Inference using simulated quantile function

I generated a quantile function \(\hat X\) using Monte Carlo simulation.

The random variable I simulate is the mean value of 5 draws from an i.i.d. range statistic Y. I.e., I have \(Y(\sigma) \sim \sigma F()\), and I simulated the value of \(X(\sigma=1) \sim \sum_{1}^{5} y(1)_i / 5\).

Is it valid for me to use this quantile function for statistical inference on real-world samples from X? In particular, given a sample \(x_i\):

1. Is it correct to say that \(x_i\) is an estimator of the mean of \(\bar X\), and therefore our best guess is that \(\hat\sigma = x_i/\overline{\hat X(1)}\)?
2. Is it correct to say that our confidence intervals for \(x_i\) are given by the simulated quantile function?

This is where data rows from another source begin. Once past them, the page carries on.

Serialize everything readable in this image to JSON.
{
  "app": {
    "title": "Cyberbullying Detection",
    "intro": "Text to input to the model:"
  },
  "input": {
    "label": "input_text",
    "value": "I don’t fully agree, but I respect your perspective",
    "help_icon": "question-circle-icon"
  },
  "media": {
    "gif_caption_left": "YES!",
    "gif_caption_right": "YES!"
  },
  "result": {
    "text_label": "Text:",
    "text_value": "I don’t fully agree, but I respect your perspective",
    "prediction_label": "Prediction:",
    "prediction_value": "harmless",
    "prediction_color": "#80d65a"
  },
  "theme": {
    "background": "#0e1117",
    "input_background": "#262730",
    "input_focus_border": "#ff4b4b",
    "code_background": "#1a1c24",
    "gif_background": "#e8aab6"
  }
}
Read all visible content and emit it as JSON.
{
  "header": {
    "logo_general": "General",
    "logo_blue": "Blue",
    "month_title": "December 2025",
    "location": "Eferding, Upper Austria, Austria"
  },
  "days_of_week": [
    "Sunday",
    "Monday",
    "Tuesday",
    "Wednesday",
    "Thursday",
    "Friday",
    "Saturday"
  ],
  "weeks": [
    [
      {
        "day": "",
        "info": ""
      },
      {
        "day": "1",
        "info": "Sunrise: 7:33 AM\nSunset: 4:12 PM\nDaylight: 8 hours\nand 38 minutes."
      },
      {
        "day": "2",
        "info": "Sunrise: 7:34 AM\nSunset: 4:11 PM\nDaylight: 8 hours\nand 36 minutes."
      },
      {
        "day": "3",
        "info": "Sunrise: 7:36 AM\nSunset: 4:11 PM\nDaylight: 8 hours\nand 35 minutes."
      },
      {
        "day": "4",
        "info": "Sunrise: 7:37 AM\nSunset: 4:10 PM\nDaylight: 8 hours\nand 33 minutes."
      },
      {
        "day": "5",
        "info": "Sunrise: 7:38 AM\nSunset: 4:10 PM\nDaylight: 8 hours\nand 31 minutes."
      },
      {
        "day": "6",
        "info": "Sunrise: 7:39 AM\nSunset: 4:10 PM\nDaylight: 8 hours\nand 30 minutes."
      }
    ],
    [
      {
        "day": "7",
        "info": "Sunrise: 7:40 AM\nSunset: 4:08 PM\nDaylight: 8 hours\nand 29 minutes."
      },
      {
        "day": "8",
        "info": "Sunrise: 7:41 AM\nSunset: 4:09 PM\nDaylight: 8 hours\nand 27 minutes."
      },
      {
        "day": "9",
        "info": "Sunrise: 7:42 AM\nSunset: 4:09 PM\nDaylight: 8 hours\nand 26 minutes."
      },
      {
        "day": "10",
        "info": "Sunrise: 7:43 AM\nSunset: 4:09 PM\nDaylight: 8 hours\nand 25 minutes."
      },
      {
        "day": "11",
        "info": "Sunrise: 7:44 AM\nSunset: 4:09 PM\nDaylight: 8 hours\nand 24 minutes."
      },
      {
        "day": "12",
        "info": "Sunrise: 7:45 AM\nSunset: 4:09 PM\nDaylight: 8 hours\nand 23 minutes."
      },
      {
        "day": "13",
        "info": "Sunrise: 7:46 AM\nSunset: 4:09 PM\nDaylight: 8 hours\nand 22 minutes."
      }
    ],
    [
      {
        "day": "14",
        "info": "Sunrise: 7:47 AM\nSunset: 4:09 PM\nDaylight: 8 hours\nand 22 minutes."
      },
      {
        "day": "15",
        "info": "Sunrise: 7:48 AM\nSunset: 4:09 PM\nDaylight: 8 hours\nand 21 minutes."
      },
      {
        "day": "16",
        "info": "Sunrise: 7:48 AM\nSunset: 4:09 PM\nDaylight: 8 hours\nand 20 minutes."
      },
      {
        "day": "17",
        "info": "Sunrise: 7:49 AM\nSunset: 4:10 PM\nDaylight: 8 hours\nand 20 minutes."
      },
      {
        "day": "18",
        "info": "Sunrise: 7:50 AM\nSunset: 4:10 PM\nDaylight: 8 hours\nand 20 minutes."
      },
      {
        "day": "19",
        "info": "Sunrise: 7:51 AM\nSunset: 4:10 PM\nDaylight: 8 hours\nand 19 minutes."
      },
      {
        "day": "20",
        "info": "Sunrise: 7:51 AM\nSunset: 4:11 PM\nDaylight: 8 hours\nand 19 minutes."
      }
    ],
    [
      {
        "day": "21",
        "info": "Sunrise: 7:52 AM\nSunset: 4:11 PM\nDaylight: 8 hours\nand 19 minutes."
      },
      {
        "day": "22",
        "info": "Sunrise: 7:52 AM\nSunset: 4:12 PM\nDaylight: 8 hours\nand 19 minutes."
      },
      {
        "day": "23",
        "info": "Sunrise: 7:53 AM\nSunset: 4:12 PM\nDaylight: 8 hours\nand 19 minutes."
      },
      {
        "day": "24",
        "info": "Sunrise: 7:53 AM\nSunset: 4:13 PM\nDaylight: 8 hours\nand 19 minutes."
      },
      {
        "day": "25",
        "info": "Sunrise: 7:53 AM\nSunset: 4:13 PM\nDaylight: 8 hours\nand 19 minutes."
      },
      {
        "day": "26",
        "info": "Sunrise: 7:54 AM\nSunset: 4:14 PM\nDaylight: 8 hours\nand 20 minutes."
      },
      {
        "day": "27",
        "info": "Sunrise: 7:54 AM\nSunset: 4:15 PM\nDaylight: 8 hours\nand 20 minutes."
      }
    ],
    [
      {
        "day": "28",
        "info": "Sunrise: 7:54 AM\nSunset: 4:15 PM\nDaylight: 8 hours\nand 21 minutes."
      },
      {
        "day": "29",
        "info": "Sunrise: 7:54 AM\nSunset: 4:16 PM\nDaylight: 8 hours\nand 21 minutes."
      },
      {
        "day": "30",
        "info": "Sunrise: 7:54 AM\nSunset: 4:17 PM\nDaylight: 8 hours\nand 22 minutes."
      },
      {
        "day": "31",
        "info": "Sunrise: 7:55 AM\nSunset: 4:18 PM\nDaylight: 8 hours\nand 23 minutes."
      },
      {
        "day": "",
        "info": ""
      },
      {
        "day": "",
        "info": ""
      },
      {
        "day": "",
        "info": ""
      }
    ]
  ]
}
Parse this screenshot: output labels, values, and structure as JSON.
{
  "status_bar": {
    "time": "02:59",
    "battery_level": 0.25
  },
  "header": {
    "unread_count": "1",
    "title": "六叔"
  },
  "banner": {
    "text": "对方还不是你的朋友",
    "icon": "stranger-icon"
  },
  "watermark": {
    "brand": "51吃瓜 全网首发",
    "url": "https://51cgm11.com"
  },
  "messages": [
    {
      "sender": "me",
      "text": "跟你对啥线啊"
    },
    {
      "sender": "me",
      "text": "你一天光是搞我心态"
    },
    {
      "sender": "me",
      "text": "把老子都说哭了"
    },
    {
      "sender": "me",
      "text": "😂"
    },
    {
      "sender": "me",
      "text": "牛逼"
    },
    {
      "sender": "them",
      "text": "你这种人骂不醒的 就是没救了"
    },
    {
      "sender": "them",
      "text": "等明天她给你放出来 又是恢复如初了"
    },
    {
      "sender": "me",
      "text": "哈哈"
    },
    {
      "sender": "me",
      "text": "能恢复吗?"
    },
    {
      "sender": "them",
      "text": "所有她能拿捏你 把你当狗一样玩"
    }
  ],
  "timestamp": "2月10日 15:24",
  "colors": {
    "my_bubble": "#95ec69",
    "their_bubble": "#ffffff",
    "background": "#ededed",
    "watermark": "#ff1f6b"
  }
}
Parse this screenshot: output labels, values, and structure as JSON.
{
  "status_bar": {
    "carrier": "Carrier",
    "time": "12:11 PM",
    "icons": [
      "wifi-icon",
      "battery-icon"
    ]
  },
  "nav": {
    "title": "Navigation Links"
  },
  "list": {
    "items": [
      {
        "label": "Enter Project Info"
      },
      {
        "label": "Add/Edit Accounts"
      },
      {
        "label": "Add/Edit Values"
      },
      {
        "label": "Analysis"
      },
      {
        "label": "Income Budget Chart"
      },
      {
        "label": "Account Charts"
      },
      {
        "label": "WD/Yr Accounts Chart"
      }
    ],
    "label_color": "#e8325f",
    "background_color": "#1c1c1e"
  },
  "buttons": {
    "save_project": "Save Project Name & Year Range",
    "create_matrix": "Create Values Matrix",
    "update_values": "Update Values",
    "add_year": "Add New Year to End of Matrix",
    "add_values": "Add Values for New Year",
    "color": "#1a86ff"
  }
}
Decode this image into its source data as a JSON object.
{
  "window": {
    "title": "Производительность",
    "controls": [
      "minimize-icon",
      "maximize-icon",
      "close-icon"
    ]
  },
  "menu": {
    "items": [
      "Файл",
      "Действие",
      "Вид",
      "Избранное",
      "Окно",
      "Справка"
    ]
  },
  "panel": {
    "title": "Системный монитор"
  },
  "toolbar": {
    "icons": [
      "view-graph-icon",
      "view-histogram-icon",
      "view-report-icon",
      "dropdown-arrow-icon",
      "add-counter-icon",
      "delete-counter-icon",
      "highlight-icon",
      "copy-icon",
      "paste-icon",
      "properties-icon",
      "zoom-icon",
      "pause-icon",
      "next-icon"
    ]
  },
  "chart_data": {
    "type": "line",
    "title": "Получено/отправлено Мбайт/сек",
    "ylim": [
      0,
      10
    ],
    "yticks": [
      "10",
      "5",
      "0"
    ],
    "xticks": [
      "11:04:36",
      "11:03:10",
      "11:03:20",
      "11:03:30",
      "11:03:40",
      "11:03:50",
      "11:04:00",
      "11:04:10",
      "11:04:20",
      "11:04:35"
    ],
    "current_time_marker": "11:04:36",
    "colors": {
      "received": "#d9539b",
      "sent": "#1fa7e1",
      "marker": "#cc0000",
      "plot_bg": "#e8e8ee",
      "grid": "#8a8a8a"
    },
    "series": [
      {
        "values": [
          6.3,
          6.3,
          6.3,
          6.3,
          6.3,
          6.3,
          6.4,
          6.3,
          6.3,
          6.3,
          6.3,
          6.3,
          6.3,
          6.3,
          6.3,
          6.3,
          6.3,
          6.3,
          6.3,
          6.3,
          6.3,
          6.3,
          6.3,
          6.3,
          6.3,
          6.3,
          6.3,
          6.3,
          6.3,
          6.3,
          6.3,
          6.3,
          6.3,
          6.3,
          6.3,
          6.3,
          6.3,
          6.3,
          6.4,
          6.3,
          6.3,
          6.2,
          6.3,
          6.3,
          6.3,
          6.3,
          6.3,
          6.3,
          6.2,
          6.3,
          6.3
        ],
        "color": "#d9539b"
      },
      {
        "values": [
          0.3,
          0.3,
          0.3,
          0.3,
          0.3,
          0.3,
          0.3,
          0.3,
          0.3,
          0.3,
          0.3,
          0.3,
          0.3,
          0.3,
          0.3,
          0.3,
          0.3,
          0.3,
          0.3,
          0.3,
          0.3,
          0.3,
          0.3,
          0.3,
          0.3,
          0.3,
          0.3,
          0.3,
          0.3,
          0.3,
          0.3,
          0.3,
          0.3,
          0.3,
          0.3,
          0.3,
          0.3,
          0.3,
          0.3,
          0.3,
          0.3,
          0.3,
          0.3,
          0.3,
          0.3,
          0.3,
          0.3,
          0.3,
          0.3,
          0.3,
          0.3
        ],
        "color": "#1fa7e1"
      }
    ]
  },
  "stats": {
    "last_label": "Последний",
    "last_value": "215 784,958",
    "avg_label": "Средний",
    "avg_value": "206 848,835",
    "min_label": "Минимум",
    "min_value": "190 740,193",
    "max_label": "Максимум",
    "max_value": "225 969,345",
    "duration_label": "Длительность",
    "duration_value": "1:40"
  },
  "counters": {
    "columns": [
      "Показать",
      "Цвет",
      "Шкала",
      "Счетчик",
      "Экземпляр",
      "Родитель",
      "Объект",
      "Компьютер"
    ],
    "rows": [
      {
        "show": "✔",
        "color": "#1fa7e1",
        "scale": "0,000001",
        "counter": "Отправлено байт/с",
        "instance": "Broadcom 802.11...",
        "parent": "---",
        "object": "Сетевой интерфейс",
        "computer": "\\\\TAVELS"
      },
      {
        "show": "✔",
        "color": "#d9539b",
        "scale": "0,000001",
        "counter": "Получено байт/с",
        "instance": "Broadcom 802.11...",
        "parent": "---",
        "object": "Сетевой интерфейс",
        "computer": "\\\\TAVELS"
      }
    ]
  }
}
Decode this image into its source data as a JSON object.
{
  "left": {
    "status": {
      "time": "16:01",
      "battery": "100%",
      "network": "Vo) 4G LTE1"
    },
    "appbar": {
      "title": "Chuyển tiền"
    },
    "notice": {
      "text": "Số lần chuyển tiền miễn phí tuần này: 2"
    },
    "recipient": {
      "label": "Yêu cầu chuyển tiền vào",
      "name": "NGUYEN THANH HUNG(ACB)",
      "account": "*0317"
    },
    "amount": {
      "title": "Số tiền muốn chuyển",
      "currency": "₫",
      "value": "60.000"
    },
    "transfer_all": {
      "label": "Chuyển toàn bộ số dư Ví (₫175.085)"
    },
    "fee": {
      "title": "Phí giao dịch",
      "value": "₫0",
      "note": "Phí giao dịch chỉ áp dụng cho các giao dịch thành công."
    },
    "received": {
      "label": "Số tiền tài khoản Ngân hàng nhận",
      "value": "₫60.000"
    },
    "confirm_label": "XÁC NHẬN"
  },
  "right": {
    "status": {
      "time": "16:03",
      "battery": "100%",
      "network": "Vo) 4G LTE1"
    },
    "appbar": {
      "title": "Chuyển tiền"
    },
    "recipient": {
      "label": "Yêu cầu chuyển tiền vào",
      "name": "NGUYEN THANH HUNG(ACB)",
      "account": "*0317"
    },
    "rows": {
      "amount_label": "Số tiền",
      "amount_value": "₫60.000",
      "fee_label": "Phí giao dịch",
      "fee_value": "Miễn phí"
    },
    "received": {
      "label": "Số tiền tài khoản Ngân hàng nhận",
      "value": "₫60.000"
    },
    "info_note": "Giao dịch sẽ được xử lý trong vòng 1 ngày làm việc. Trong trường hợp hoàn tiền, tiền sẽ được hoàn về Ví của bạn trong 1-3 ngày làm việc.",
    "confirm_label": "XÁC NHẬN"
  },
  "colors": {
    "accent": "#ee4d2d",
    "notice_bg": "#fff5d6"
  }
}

E.g., the 90% confidence range on \(x_i\) is \([\hat X_{.05}(\hat \sigma), \hat X_{.95}(\hat \sigma)]\)?


TS Contributor
Sounds similar to a Bootstrap test to me. I would read up on that, e.g. in Chapter 16 of Efron, Bradley, and Robert J. Tibshirani. An introduction to the bootstrap. CRC press, 1994.